Industry Voice: The Standard Life Investments UK Equity Income Unconstrained Fund

clock • 4 min read

The Standard Life Investments UK Equity Income Unconstrained Fund

Views from the fund manager

The dominance of macro drivers in 2016 has caused sector and stock performance to diverge markedly. Two key themes stand out: sterling and bond yields. In the short term, these have overwhelmed underlying dividend trends, causing share prices and dividends to de-couple. Nonetheless, this is likely to prove temporary as investors gradually shift their focus from macro drivers back to the underlying corporate fundamentals that underpin share prices.

The consensual view of slow growth and lower-for-longer rates had encouraged many income investors into bond proxy sectors. This process reached its climax after the UK's EU referendum, when investors herded into overseas consumer staple stocks. As bond yields have subsequently reversed course, the valuation support for these bond proxies has unravelled. Our approach throughout this period of macro noise has been to focus on identifying attractively valued companies with strong dividend growth profiles.

Sector reversals

A strategy of exclusively owning overseas earners and bond proxies would have paid off handsomely in the first half of 2016, but this strategy has faltered since July as these stocks have sold off.

Recent events have caused a sharp reversal in investor positioning as consensual views have been called into question. Following the Brexit vote and Donald Trump's election victory, investors are starting to price in a combination of looser fiscal spending and a withdrawal of ultra-loose monetary policy. The losers from this have been bond proxies, with the winners being financials and cyclicals.

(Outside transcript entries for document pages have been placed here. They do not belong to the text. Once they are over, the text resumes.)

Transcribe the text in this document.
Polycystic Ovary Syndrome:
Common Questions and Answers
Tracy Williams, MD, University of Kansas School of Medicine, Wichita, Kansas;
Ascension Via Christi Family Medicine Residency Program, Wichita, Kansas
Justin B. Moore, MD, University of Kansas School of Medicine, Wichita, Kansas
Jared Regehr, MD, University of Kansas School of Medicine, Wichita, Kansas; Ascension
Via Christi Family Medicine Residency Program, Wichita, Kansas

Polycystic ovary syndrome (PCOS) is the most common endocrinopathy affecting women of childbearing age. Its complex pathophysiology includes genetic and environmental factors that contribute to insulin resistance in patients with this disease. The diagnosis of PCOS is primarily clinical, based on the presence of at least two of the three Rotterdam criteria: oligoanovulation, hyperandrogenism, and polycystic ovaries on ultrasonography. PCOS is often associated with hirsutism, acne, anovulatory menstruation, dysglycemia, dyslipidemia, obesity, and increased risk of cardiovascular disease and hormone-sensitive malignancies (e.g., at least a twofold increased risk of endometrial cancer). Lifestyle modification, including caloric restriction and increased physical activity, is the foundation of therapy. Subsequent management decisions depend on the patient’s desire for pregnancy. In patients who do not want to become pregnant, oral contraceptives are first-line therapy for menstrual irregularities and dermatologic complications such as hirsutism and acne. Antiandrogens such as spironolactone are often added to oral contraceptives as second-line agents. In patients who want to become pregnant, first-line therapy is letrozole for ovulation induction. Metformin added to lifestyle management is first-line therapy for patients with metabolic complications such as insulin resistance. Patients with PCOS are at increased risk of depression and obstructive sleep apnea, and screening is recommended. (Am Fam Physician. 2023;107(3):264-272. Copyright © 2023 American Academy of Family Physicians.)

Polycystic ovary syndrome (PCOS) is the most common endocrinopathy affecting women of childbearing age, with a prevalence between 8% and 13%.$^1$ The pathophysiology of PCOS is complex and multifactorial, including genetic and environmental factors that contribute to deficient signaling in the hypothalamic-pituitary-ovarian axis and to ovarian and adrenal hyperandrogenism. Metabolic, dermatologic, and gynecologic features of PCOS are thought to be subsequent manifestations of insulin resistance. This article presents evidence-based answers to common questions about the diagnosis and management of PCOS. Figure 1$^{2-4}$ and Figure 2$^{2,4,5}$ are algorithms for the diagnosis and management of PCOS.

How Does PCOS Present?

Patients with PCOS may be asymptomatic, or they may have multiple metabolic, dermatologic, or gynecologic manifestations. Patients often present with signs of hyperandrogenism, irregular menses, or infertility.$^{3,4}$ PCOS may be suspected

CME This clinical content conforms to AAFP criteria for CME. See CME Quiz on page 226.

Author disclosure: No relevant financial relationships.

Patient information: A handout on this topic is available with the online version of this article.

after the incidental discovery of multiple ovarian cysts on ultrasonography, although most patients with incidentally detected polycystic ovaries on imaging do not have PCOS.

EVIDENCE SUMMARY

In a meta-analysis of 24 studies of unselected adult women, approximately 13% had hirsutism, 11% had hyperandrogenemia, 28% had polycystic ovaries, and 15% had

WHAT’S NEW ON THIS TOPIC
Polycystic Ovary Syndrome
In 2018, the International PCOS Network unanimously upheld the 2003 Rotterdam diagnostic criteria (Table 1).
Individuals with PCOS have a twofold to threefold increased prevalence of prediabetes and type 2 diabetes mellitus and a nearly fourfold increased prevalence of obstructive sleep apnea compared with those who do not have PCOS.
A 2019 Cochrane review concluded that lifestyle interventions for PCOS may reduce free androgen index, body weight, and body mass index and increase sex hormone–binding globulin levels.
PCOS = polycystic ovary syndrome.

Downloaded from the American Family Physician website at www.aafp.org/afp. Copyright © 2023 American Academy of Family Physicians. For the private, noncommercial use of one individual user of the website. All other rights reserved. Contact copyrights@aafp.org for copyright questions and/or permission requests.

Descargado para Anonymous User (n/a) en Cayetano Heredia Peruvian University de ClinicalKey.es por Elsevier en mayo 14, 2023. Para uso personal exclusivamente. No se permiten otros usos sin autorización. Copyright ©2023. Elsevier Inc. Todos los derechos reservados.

Furthermore, stocks with large pension fund deficits are now viewed in a different light as expectations moderate over the scale of the challenge. The potential for rotation applies to currency markets as well as sectors. Sterling had sold off aggressively on the view that Europe could play hardball with the UK in its exit negotiations.

However, the possibility that a variety of countries, such as the US or Australia, might provide the UK with alternative trading partners could help ease the UK's negotiating position with the EU as it triggers Article 50. Meanwhile, the Bank of England has signalled it will look through the inflation upturn expected into 2017. This has helped bolster sterling and mid-cap stocks.

For me, two factors - valuations and corporate fundamentals - point to the recent sector rotation gaining traction. Valuations had become polarised after the vote, with the gap between domestic and overseas earners at its widest point since 2008. Sterling's decline was well priced in - both in the premium on overseas earners and the discount on domestic stocks. At the same time, bond proxies had become favoured stocks. The valuation gap between value and quality had widened to new record levels, with quality stocks ‘priced for perfection'.

From this point of extreme sentiment in early July, there was a lot priced into fundamentals. As the spotlight shifted back onto corporate fundamentals, surprises started to drive share prices in unexpected directions. Bond proxies sold off and domestic stocks caught a bid. The results season provided a reality check - disappointments from highly valued, bond proxy overseas earners had the effect of deflating their lofty valuations. Examples of this included Unilever, Reckitt Benckiser, Smith & Nephew and Pearson. Investors buying these stocks purely on the grounds of favourable exchange rates were left disappointed.

Domestic concerns overdone

In contrast, many UK domestic earners appear to have beaten expectations, providing the catalyst for a valuation re-rating from very modest levels. Many of these, such as housebuilders, construction companies and lenders, were deeply unloved immediately after the EU referendum. However, initial fears of a sharp drop in UK economic activity appear misplaced - most economists were predicting an immediate collapse into recession in the third quarter of 2016. This is now looking far-fetched. Consumer sentiment remains benign and household cashflows look set to be supported by the strong labour market, wage growth, higher personal allowances and lower interest payments. This should largely offset higher import prices. Against this backdrop, the savage de-rating of domestic-earning stocks looks overdone.

The severity of the move underlines investors had been positioned too bearishly towards financials, cyclicals and UK domestic-earners, and too bullishly towards defensive bond proxies and overseas earners. Arguably these have been the ultimate macro-driven markets. Our approach in such markets is to stick to our process - using our resources to identify underappreciated stocks with the potential to deliver double-digit dividend and capital growth, rather than trying to second-guess swings in macro sentiment.

While macro drivers can be important influencers of share prices in the short term, they cannot disguise underlying fundamentals over the medium term. Ultimately, share prices will be driven by the trajectory of cashflows and dividends, providing an opportunity for investors who remain focused on corporate fundamentals.